Bu Türkiye, yurtta da cihanda da Batılı emperyalistler lehine susarsa, yaralı vaziyetine razı olmaktan doğan sahte bir sıhhatle, yaşamasına müsaade edilecekti. Batılılar lehine susmak da ne idi? Hatta Batılılar lehine konuşmak, Batılılar lehine konuşturmamak, Batılılar lehine yasaklamak, Batılılar lehine düşmanlık etmek… Kime idi? Millete! Türkiye’de, Osmanlı’yı öldü diye konulduğu mezarından çıkarıp lif lif yolmaktan beter bir zulümle, İslam’a yasak getirildi. İngiliz ruhlu bir histeri, milletin değerlerinden iğrenici bir şizofreniyle hükümet etti. Camiler ahır, ezanlar sansürlü, Kur’an yasaklı… On yıllar böyle geçti…

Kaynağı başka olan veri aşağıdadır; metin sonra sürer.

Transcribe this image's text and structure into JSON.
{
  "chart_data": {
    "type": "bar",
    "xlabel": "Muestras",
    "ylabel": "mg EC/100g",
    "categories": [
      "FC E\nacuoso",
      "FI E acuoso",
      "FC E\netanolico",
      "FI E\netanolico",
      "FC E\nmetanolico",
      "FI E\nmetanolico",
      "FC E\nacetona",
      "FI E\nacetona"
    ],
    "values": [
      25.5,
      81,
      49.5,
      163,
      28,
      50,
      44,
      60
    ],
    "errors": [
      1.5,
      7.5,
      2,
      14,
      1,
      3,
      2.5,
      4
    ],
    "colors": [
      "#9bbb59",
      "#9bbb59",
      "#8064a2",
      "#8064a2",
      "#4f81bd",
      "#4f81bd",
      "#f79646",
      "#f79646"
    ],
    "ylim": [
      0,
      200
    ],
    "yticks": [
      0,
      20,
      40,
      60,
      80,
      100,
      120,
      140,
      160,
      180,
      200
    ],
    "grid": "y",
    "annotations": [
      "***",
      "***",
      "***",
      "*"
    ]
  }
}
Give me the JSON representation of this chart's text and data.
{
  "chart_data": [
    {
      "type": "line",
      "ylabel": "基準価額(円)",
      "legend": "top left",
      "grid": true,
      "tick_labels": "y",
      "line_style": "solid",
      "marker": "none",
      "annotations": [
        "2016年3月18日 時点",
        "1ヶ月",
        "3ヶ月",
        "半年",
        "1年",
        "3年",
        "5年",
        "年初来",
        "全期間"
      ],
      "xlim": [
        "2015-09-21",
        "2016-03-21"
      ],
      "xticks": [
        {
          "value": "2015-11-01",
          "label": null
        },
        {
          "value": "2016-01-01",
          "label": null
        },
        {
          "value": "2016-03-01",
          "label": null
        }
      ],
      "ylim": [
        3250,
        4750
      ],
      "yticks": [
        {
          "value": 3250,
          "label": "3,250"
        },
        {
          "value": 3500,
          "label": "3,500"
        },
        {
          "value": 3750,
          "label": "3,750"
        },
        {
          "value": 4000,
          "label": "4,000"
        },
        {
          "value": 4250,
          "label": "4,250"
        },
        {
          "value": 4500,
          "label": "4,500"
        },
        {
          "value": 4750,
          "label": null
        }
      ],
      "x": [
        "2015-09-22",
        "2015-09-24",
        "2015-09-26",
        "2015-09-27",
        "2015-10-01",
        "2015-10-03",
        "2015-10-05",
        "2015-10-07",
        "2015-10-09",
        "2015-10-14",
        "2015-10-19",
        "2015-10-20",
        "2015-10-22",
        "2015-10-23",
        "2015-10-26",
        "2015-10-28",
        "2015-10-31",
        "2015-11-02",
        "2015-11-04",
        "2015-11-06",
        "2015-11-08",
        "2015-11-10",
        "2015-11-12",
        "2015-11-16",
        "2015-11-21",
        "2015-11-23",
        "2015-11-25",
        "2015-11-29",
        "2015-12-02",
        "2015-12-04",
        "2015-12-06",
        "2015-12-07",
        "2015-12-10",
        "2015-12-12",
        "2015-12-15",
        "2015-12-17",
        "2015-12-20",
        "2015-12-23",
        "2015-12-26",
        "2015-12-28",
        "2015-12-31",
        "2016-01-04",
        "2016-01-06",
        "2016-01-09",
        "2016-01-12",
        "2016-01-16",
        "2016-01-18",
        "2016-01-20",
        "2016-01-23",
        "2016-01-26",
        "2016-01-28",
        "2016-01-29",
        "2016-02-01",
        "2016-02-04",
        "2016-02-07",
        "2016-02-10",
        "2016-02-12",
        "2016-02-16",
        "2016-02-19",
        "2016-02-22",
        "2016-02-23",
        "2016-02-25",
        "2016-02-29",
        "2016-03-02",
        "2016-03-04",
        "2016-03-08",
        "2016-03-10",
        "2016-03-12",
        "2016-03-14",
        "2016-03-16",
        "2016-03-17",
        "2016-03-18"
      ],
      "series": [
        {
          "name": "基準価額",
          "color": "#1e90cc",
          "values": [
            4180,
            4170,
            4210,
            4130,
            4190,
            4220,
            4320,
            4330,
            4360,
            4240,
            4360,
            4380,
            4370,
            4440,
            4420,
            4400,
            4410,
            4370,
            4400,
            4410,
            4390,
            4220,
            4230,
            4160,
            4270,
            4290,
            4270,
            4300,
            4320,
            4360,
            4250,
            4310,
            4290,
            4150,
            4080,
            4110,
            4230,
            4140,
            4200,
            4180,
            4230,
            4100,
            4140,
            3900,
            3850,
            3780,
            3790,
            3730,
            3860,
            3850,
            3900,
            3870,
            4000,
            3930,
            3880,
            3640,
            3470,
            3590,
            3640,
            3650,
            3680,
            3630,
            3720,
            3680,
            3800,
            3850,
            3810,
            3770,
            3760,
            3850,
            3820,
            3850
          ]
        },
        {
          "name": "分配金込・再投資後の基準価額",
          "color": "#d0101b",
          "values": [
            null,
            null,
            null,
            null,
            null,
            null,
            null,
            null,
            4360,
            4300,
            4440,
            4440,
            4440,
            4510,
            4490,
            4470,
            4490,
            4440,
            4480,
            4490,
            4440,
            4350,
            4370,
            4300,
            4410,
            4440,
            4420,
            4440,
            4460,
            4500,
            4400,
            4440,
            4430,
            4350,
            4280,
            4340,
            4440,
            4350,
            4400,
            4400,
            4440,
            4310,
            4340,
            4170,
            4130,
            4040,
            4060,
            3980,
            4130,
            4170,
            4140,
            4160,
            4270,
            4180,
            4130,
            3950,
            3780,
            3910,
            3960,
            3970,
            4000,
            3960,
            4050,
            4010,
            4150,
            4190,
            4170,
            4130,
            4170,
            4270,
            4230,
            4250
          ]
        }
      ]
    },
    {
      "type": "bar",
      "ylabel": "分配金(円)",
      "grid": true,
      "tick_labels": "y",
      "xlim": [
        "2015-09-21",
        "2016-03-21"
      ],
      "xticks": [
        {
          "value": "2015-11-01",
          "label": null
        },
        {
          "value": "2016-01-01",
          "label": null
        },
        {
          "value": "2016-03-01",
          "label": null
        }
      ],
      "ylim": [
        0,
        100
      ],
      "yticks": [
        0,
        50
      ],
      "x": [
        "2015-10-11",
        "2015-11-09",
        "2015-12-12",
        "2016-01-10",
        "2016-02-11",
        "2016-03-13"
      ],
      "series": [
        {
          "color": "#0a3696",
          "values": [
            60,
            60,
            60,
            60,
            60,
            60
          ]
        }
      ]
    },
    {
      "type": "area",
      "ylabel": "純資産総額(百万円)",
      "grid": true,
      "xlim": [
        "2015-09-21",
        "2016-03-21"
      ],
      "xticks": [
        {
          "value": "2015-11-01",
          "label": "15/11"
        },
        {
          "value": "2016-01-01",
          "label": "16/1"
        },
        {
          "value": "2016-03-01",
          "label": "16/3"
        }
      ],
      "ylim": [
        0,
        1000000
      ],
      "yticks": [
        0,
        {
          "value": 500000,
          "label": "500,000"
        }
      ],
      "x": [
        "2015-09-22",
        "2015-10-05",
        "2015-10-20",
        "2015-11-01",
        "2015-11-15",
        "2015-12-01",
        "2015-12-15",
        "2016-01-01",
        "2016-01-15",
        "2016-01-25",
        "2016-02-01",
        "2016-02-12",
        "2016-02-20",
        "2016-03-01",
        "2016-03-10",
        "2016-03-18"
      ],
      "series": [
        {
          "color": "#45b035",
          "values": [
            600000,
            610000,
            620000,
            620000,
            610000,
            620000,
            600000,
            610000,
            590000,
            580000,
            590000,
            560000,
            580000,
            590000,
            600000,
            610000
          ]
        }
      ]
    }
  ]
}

Ama aslanlık serde, yarası çeperdeydi. Çeperdeki yaralar kabuk tuttukça, aslanlık azdı. Yurtta da susulmamaya, cihanda da susulmamaya başlandı. Bir asır dolmamış, Batı’ya tam uşaklık vasfımız nasır tutmamıştı. Hâlâ kan damlatan yaramızı, öz tırnaklarımızla kanatmış, Batı’ya uşaklığı reddetmiş, Allah’a, tam bağımsız vatana ve millete âşıklık davasını yeniden güder olmuştuk. Ama vaziyet çok kötüydü. Zaten Ortadoğu Sykes-Picot temelinde şekillenmişti. Bu temelin, Ortadoğu’nun tıraşlanmış kuzeyinde de katları yükseltilmeliydi. Hal böyleyken, Sykes-Picot hayvanlığının “Alakanı kestik!” dedikleri Suriye ile Filistin ile Yemen ile alakadar olundukça, aslanlık daha bir nüksetti. Öldü diye mezarına konulan Osmanlı, dipten mezarını tekmelemekteydi. Batılılar ve onlara uşaklıkta ısrar eden içimizdeki batmışlar, bu sesi, ölühaneden gelen ölümün sesi olarak duydular. Bu sesin sahibi kalkmasın diye üzerine, dünyalar çapında ağırlıklar yığdılar… Ve hatta yetmedi; Sykes-Picot hayvan taksimatına karşılık zamanında, Başkan Wilson’un, alternatif bir hayvan taksimatı olarak ve ABD sırtlanını temsilen masaya serdiği haritayı, salyalarından temizleyip, tüm dünyaya şamil gazete sayfalarından gösterdiler…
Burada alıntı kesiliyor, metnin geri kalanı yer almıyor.